Twitter and You

A good reminder for all of us who use Twitter for our business efforts. In a January 11 CIO Magazine article, Dan Zarrella, author of The Social Media Marketing Book, shared the top 5 tricks to get retweeted. His recommendations are based on analysis of tens of thousands of tweets.

1. Time and day matter.
Zarrella’s research shows that to increase your chances of being retweeted, you should Tweet your links in afternoons, evenings and on weekends. More specifically, Friday yields the highest number of retweets, while retweeting occurs much more frequently from 3 p.m. to midnight.

2. Choose your words carefully.
Zarrella has found that the most retweetable word is “you.” “The word ‘you,’ while very common, seems to occur especially often in retweets, indicating that if you’re talking to ‘me,’ I am more likely to retweet it,” Zarrella says. The least retweetable words: game, going, haha, lol, but, watching, work, home, night and bed. “The lesson learned here is that if you’re trying to get more retweets, don’t just engage in idle chit-chat or tweet about mundane activities,” Zarrella suggests.

3. Include a link.
In a random sample of tweets, Zarrella found that about 19 percent included a link. Compare that to a sample of retweets, and the percentage almost triples—57 percent included links, suggesting that the presence of a link may increase a tweet’s chances of being shared.
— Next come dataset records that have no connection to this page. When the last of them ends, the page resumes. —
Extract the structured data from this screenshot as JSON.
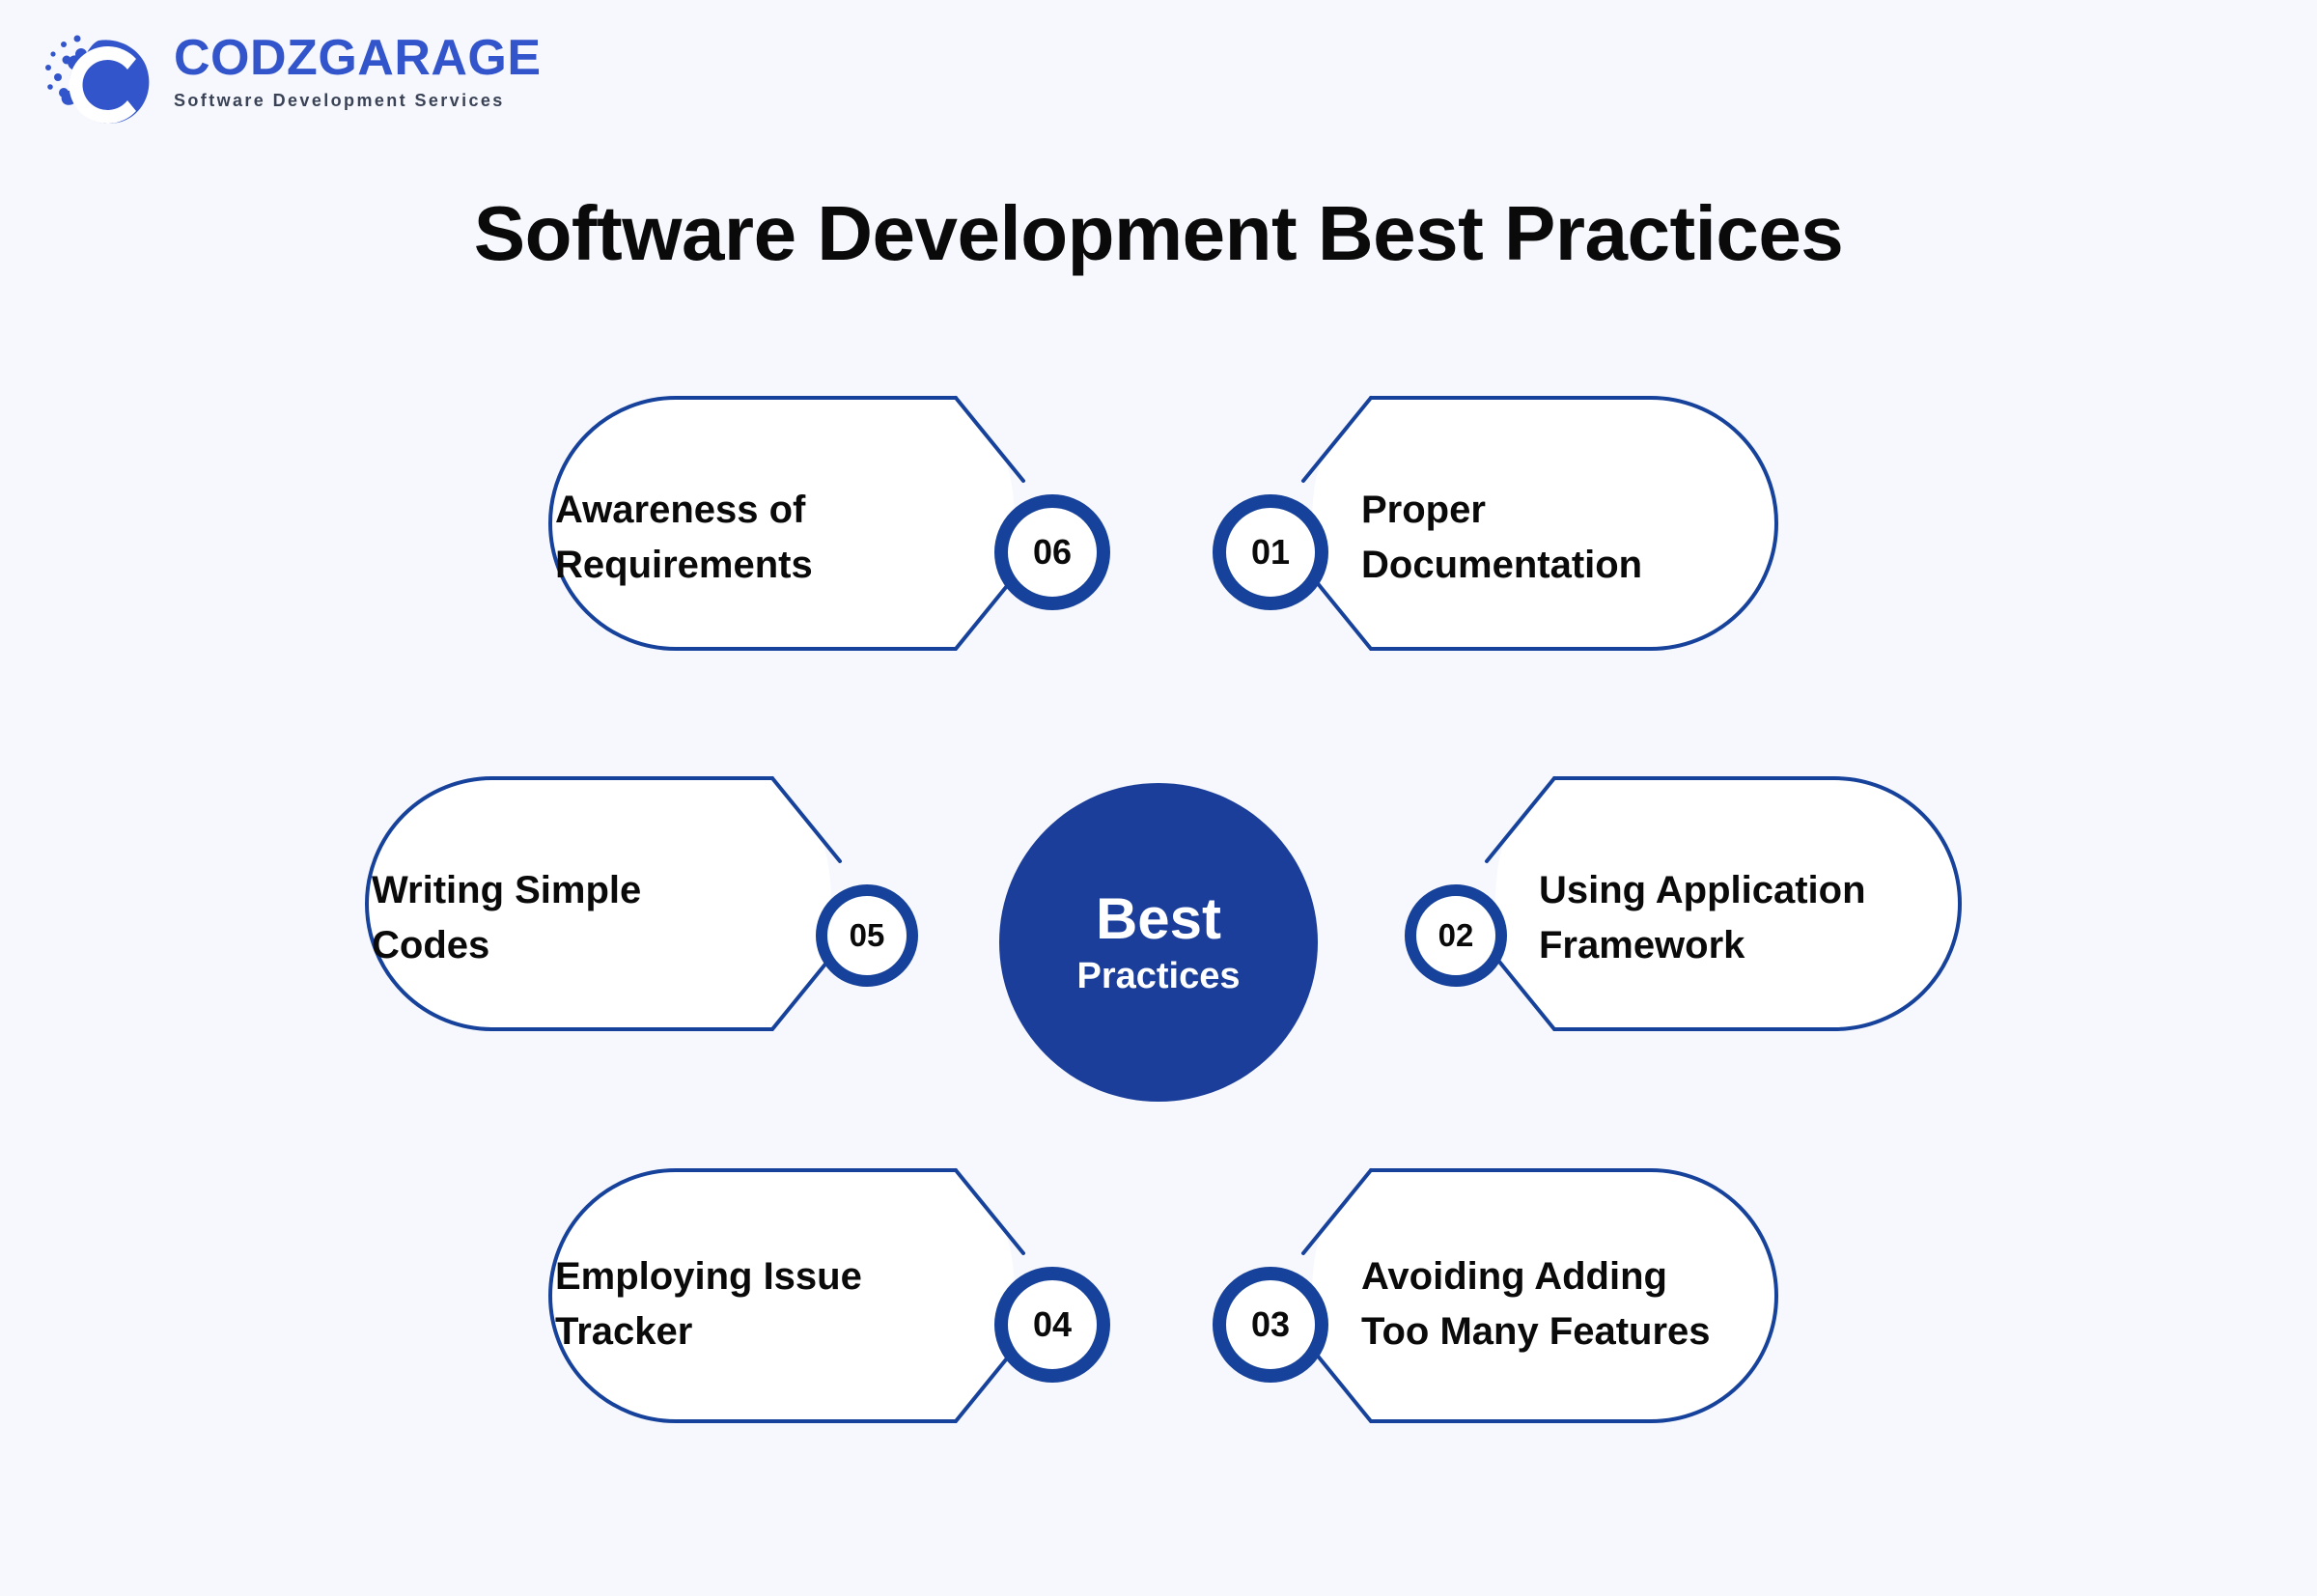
{
  "background_color": "#f6f8fd",
  "brand": {
    "logo_icon": "codzgarage-c-blob-icon",
    "wordmark": "CODZGARAGE",
    "tagline": "Software Development Services",
    "wordmark_color": "#3355cc",
    "tagline_color": "#3a4256"
  },
  "header": {
    "title": "Software Development Best Practices"
  },
  "center": {
    "title": "Best",
    "subtitle": "Practices",
    "fill_color": "#1a3e99",
    "text_color": "#ffffff"
  },
  "theme": {
    "card_border_color": "#17429b",
    "card_fill_color": "#ffffff",
    "badge_ring_color": "#17429b",
    "label_color": "#0a0a0a"
  },
  "cards": [
    {
      "number": "06",
      "label": "Awareness of\nRequirements",
      "side": "left",
      "row": "top"
    },
    {
      "number": "01",
      "label": "Proper\nDocumentation",
      "side": "right",
      "row": "top"
    },
    {
      "number": "05",
      "label": "Writing Simple\nCodes",
      "side": "left",
      "row": "middle"
    },
    {
      "number": "02",
      "label": "Using Application\nFramework",
      "side": "right",
      "row": "middle"
    },
    {
      "number": "04",
      "label": "Employing Issue\nTracker",
      "side": "left",
      "row": "bottom"
    },
    {
      "number": "03",
      "label": "Avoiding Adding\nToo Many Features",
      "side": "right",
      "row": "bottom"
    }
  ]
}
4. Get friendly with bit.ly.
The most successful URL shortener, according to Zarrella’s research, is bit.ly, followed by ow.ly, most likely because they are newer and contain fewer characters, he says. The least retweetable URL shorteners are the older and longer tinyurl.com and twitpic.com.

5. Less is more.
“New data I’ve been working on seems to indicate that the more frequently you Tweet links, the fewer clicks you’ll get,” Zarrella says. If you tweet several times an hour, you decrease the likelihood of being retweeted. Keeping your tweets to one per hour will increase your chances of being retweeted.